BERLIN (Reuters) -Germany’s finance ministry said on Thursday it expects 148.7 billion euros ($163.69 billion) less in tax revenues for the German state in the 2023-2027 period compared with previous forecasts, leaving no extra room in budget negotiations.
“We must adjust to the new budgetary realities,” Finance Minister Christian Lindner said in a statement.
For the year 2023, the federal government expects 9.8 billion euros less in revenues, while the states expect 6.6 billion less and municipalities 0.7 billion euros less, compared with the previous forecasts.
The finance ministry argues that the budget needs to be consolidated significantly following massive increases in spending during COVID-19 and due to higher energy costs as a result of the Ukraine war. Other ministries, however, are demanding more funding for their projects.

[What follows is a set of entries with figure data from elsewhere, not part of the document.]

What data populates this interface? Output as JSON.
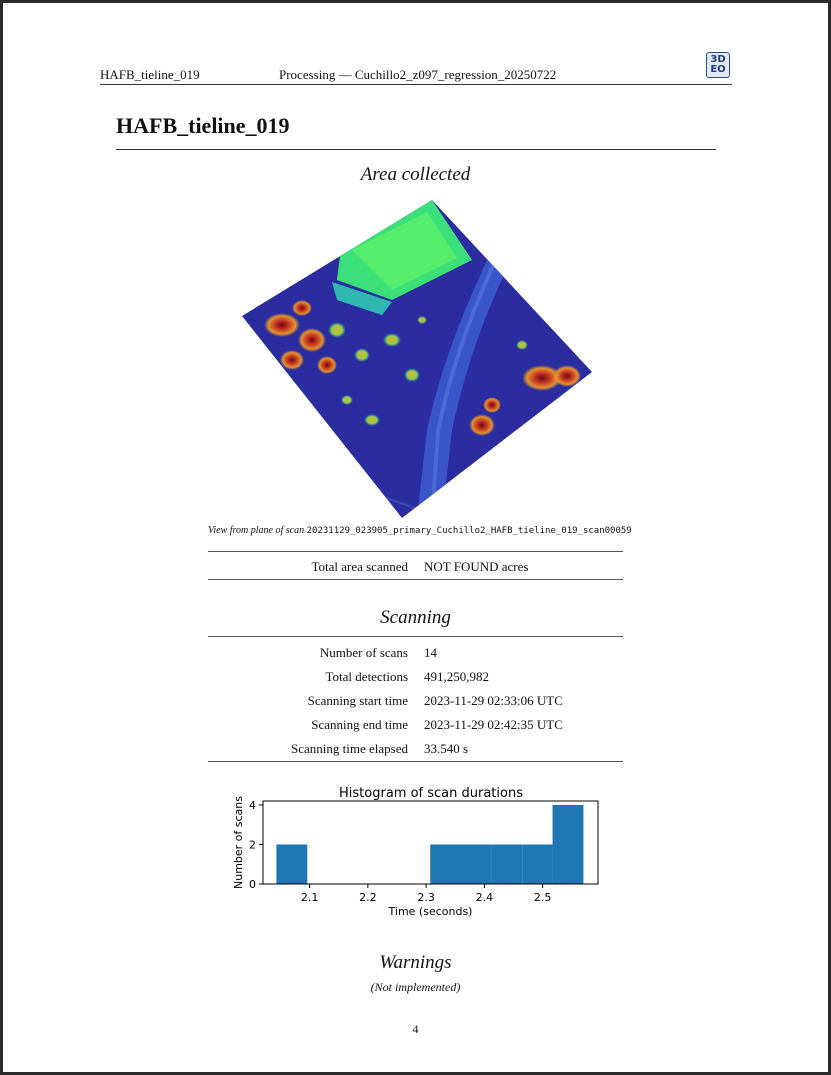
{
  "header": {
    "left": "HAFB_tieline_019",
    "center": "Processing — Cuchillo2_z097_regression_20250722",
    "logo_text_top": "3D",
    "logo_text_bottom": "EO"
  },
  "title": "HAFB_tieline_019",
  "area_section": {
    "heading": "Area collected",
    "caption_prefix": "View from plane of scan",
    "caption_scan": "20231129_023905_primary_Cuchillo2_HAFB_tieline_019_scan00059",
    "rows": [
      {
        "label": "Total area scanned",
        "value": "NOT FOUND acres"
      }
    ]
  },
  "scanning_section": {
    "heading": "Scanning",
    "rows": [
      {
        "label": "Number of scans",
        "value": "14"
      },
      {
        "label": "Total detections",
        "value": "491,250,982"
      },
      {
        "label": "Scanning start time",
        "value": "2023-11-29 02:33:06 UTC"
      },
      {
        "label": "Scanning end time",
        "value": "2023-11-29 02:42:35 UTC"
      },
      {
        "label": "Scanning time elapsed",
        "value": "33.540 s"
      }
    ]
  },
  "chart_data": {
    "type": "bar",
    "title": "Histogram of scan durations",
    "xlabel": "Time (seconds)",
    "ylabel": "Number of scans",
    "bins": [
      {
        "x0": 2.043,
        "x1": 2.096,
        "count": 2
      },
      {
        "x0": 2.096,
        "x1": 2.149,
        "count": 0
      },
      {
        "x0": 2.149,
        "x1": 2.201,
        "count": 0
      },
      {
        "x0": 2.201,
        "x1": 2.254,
        "count": 0
      },
      {
        "x0": 2.254,
        "x1": 2.307,
        "count": 0
      },
      {
        "x0": 2.307,
        "x1": 2.359,
        "count": 2
      },
      {
        "x0": 2.359,
        "x1": 2.412,
        "count": 2
      },
      {
        "x0": 2.412,
        "x1": 2.465,
        "count": 2
      },
      {
        "x0": 2.465,
        "x1": 2.517,
        "count": 2
      },
      {
        "x0": 2.517,
        "x1": 2.57,
        "count": 4
      }
    ],
    "xlim": [
      2.02,
      2.595
    ],
    "ylim": [
      0,
      4.2
    ],
    "xticks": [
      2.1,
      2.2,
      2.3,
      2.4,
      2.5
    ],
    "xtick_labels": [
      "2.1",
      "2.2",
      "2.3",
      "2.4",
      "2.5"
    ],
    "yticks": [
      0,
      2,
      4
    ],
    "ytick_labels": [
      "0",
      "2",
      "4"
    ],
    "bar_color": "#1f77b4",
    "grid": false,
    "legend": "none"
  },
  "warnings_section": {
    "heading": "Warnings",
    "note": "(Not implemented)"
  },
  "page_number": "4",
  "colors": {
    "rule": "#333333",
    "logo_border": "#2f4a8a",
    "bar": "#1f77b4"
  }
}
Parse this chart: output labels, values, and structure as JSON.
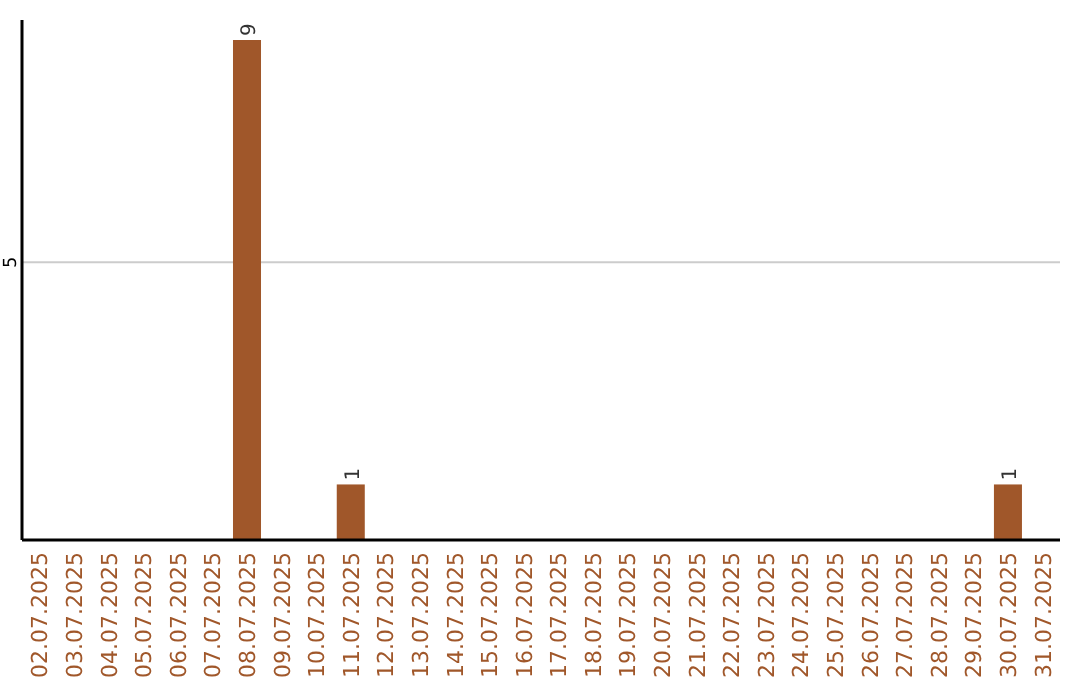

The German government has no additional leeway following the updated tax estimate, the minister said. “We will set strict priorities when preparing the budget for the coming year,” he said, adding the gap in next year’s budget is about 20 billion euros.
Lindner had said earlier on Thursday that a planned cabinet decision on the 2024 federal budget on June 21 is no longer feasible as the coalition government remains in deadlock.
“There is no new dateline,” Lindner said at a press conference in Niigata, Japan, where he is attending a meeting of the Group of Seven (G7) finance ministers.
Higher revenues had been expected in the current tax projections, spurring hopes among other ministries for more funding and some leeway in budget negotiations.
The finance minister said that instead of new spending programs, the government must return to a stability and supply-oriented fiscal policy. “New debt or tax increases are counterproductive in this respect,” Lindner added.